2009-06-19Zeitschriftenartikel DOI: 10.1515/CCLM.2009.255
Isolation and expression of UB05, a Plasmodium falciparum antigen recognised by antibodies from semi-immune adults in a high transmission endemic area of the Cameroonian rainforest
Titanji, Vincent Pryde Kehdinga
Anong, Damian Nota
Mbandi, Stanley Kimbeng
Background: Antibodies in adults living in malaria endemic areas that target specific parasite antigens are implicated in protective immunity to infection and disease. This study aimed to identify, isolate and characterise targets of protective immunity in malaria. A Plasmodium falciparum antigen termed UB05 (Genbank Accession Number DQ235690: PlasmoDB PF10_ 0372) that had been isolated by immunoscreening with semi-immune sera was studied. Methods: Polymerase chain reaction, sequencing and bioinformatics were used to analyse the UB05 gene. A specific mouse anti-UB05 antibody was used in parasite reinvasion growth/inhibition assays and in immunoflourescence to localise the antigen. In a cross-sectional study, enzyme linked immunosorbent assay was used to study immunoglobulin G (IgG) responses to the antigen. Results: The gene revealed significant homologies with gene sequences from Plasmodia and other apicomplexan parasites and had two alleles in the wild P. falciparum isolates. The antigen is expressed by schizonts and segmented merozoites. Mouse antibodies against it marginally inhibit in vitro invasion of erythrocytes by P. falciparum. The IgG responses to UB05 were found to be significantly lower (p<0.05) in the sera of children (2–5 years) compared with adults (>18 years), with or without parasitaemia. However, parasitaemia correlated inversely (r=0.7– 0.75) with serum anti-UB05 IgG concentrations.
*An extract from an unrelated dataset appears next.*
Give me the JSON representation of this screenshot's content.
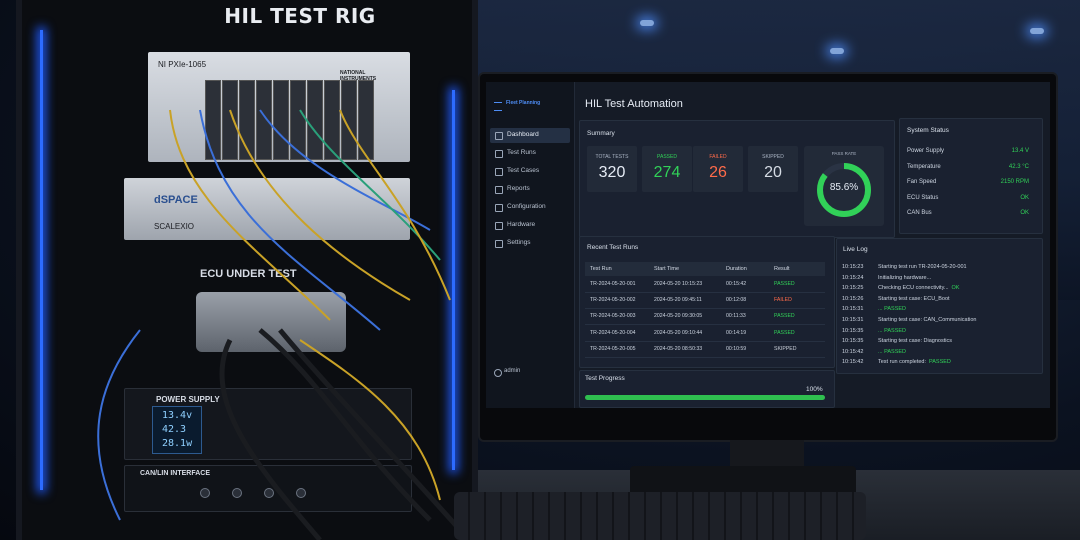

Furthermore, anti-UB05 IgG concentrations were lower in the sera of febrile patients (body temperature >37.5°C) than their non-febrile counterparts regardless of parasitaemia status. Conclusions: These results are compatible with a role for UB05 in the development of immunity and as a marker of protective immunity to malaria. Clin Chem Lab Med 2009;47:1147–58.